31 thoughts on “2014 Game 158: Diamondbacks at Twins”

  1. Eh, the Yankees are effectively eliminated. They are behind two teams for the second wild card spot, five games behind the second wild card spot, with only five games remaining. They need the A's and the Royals to not win another game this season. And the Indians to win no more than four and the Mariners to win no more than three.

    1. I agree that the Yankees are effectively eliminated. But it will still be that One Shining Moment when they are completely eliminated.

  2. The MASN feed for the Orioles-Yankees game showed the Win % of each division. The guys were talking about being a bit surprised that the AL East was on top and said "Much was made before the season about how this was a pretty mediocre division this year, with a lot of potential .500 clubs, but they're leading the way again."

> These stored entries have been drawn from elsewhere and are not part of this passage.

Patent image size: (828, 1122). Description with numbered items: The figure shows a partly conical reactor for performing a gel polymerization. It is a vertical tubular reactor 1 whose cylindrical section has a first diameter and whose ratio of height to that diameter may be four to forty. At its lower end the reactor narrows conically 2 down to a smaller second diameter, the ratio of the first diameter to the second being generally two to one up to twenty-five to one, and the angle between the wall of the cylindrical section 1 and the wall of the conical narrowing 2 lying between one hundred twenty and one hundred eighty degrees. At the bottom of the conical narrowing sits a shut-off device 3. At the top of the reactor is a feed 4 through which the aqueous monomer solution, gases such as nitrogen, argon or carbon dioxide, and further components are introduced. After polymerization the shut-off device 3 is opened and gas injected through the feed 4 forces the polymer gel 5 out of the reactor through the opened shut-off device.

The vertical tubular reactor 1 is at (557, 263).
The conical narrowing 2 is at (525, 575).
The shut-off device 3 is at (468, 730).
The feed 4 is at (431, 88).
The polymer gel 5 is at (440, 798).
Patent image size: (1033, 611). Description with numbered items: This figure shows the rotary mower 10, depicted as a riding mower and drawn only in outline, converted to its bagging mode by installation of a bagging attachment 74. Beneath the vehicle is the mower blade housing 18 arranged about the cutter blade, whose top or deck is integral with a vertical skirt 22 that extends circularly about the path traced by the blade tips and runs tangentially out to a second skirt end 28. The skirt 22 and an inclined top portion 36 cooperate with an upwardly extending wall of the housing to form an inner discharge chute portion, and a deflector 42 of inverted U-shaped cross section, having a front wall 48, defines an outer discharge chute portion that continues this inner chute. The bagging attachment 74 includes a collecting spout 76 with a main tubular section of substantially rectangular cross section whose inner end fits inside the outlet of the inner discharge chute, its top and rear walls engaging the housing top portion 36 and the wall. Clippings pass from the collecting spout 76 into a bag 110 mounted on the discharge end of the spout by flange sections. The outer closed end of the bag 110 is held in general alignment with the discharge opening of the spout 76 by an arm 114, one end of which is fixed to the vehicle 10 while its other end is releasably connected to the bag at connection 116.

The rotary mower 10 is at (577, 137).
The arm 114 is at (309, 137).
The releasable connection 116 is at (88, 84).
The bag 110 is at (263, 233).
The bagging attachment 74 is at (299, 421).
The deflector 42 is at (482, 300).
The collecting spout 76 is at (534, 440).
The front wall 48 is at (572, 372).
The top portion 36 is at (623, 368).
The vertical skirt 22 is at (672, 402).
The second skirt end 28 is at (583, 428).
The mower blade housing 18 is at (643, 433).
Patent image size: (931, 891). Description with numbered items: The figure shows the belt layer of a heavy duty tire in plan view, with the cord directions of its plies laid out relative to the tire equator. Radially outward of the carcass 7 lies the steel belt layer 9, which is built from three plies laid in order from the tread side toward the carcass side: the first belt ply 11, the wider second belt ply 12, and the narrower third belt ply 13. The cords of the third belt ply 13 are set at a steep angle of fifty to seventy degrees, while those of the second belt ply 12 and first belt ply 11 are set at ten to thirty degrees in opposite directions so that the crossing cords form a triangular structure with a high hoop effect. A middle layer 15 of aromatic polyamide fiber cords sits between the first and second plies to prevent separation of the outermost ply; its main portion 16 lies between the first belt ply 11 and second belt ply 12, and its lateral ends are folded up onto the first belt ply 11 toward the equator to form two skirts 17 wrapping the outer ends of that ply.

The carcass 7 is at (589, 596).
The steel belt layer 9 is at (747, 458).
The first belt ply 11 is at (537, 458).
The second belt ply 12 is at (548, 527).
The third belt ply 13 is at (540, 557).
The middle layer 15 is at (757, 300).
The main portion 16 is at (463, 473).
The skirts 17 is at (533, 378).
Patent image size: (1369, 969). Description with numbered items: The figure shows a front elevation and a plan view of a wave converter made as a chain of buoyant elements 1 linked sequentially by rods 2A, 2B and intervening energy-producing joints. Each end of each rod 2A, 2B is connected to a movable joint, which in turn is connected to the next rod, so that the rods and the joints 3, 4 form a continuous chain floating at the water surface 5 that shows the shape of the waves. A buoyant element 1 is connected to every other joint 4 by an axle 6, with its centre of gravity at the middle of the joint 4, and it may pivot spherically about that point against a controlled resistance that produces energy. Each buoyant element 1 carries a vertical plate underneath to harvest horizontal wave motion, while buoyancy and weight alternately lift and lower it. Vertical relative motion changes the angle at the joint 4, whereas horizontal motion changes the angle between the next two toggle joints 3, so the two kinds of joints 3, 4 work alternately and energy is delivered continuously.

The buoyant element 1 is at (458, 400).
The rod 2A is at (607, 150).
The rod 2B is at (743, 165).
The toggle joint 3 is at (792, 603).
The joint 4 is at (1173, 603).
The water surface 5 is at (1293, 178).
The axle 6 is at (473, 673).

    The Win % of the AL East is .508. POINT ZERO ZERO EIGHT over the midpoint. This is a mediocre division. The next three are at .507, .504 and .501 (that's the AL Central - how many times has the AL Central finished above .500? Probably not many).

    1. Need to see it historically. With five teams in every division now, I would guess they are always close to .500.

      1. Yeah, the numbers would look a bit more impressive if they bothered to take out divisional games. 45% of the season's games automatically force each division to the exact midpoint. I wonder if they get that. It's simple math, but I try not to overestimate people. On a Twins board I used to follow years ago, the popular sentiment was that the AL Central was actually the best division in baseball but they "seemed to beat up on each other more than any other division." I couldn't get them to understand that every division beats up on itself the exact same amount.

        Tangentially related at best but still hilarious is that thing bS pointed out on FB a month or so ago - A&W's 1/3 pound burger failed in part because those polled overwhelmingly believed that the 1/4 pound burger they could get for the same price at McDonald's was bigger.

    1. What happened? I just saw there was a delay, haven't been following the game except the score updates...

      1. Five years back when Jeter started a small decline, I joked openly that he was going to play every day and take enough at-bats to actively harm the team's postseason chances once he started his farewell tour. It's not like I take pleasure in this because it's the myth and not the man that I dislike, but it does make me smile a bit that a win-obsessed franchise would allow sentiment to grow this strong.

  3. So apparently tomorrow is Jeter's last home game but it looks like a nasty storm is forecast and because it's Yanks v. O's probably no need to make it up. That means all those people who paid a huge premium to see Jeter's last game will only get the face value back from the Yankees. Darn.

    Also Hughes 1/3 inning from getting a $500k bonus. Do you put him out there on Sunday for an inning or do you just give him the 500 large?

      1. Ditto. My assumption was they wouldn't be able to just give him the money and I don't think risking him in a relief appearance is worth it. Unless it's to let him vulture a win to get his pitcher-win:walk ratio greater than 1.

    1. 11.63 k/bb - That's unbelievable.

      16 wins
      16 walks
      Over 200 innings...

      per a tweet from Tyler Mason, Hughes is the first pitcher to walk 16 or fewer in 200+ innings since 1882.

      I used to think I'd never see something to top Carlos Silva's '05 season. I think this does handily.

      1. one of those walks was an IBB. I know it still counts as a walk, but only 15 times did he pitch to a ball 4.

      2. I used to think I'd never see something to top Carlos Silva's '05 season. I think this does handily.

        Silva has the all-time best BB/9 for a qualified pitcher: 0.43. Second place is 0.62 and Hughes is at seventh* 0.71. Hughes did pitch 21.1 more innings but he nearly doubled Silva's walk total. Need a BB+ to see how much better than league average he is compared to Silva.

        * Seventh since 1901. Including the entire history of baseball (not fair to anyone post 1900), Silva drops to seventh and Hughes to 40th.